Already we are privy to Ida’s mean streak, a very possible bad seed until she meets Ben who proves to be far more sadistic. But, I’m getting ahead of myself. It starts off as little kids getting to know one another, then the whole meet and greet takes a mysterious turn as Ben guides Ida into the forest and displays some kind of psychokinesis. At first, it’s fun and games, and Ben invites Ida to discover what powers she may have.
Then there is the introduction of Aisha, a very sweet child that somehow has a sort of telekinesis and is able to communicate with Ida’s sister. Once Anna is welcomed into the fold, she proves to be nearly as powerful as Ben. This causes a rift between Ben and the others. After all, he introduced the kids’ powers to one another and he becomes meaner and deadlier.
What transpires feels all too real. As hard as it is to watch, I could not take my eyes off the screen. Vogt’s film is emotionally exhausting, near poetic, a dark fable on the fantastic side that grips your heart and may also make you dizzy from the sheer power and simplistic brutality that we are subjected to.

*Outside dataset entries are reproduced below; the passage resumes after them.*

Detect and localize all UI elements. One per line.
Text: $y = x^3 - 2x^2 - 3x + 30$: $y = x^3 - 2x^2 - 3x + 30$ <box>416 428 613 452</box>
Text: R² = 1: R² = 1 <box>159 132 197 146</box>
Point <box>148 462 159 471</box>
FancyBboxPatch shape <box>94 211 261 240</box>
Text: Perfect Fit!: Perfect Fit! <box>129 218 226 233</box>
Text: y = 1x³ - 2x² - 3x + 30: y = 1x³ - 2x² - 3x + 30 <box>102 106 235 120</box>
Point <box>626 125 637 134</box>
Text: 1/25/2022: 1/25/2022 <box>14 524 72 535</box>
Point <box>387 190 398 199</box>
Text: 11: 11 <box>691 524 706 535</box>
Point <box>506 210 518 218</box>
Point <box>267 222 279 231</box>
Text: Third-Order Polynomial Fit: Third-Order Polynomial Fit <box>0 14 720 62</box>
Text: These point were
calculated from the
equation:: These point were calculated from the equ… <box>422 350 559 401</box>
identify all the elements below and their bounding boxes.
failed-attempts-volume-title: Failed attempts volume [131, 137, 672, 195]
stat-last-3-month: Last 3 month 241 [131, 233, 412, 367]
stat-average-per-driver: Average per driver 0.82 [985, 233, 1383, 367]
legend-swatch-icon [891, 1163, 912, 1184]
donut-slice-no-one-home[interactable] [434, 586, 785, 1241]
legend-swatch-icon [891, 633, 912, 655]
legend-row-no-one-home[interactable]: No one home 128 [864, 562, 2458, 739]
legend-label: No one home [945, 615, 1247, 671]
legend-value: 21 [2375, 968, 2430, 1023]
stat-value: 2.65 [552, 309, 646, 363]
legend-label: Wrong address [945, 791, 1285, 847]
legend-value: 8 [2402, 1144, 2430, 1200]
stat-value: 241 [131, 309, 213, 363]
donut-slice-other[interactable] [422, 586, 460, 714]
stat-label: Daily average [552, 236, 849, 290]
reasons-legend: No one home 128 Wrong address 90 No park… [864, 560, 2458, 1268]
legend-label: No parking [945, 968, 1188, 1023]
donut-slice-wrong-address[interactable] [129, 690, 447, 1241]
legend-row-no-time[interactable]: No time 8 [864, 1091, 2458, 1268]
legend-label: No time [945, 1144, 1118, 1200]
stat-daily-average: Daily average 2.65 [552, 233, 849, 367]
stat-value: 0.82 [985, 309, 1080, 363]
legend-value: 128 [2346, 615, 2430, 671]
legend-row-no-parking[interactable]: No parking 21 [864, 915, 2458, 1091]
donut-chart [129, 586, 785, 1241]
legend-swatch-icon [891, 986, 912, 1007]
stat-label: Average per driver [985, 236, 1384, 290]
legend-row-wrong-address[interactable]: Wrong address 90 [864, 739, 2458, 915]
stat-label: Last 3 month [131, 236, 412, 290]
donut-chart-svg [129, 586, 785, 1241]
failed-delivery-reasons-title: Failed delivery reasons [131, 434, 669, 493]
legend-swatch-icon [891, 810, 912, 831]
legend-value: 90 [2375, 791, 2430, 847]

The Innocents toys with our emotions and packs a helluva wallop that will leave a bad taste for some. Others will consider Vogt’s film a modern day classic thriller that will bring to mind the very worst of children portrayed in horror movies: the child in the basement in Night of the Living Dead, the creepy twins, Holland and Niles form the 1972 shocker The Other, and the other set of terrible twins from The Shining. Vogt’s tale of these special children is not blatant horror. It is one of self-discovery, redemption and the line that can be drawn, even by children, between good and evil, which makes his film all the more compelling.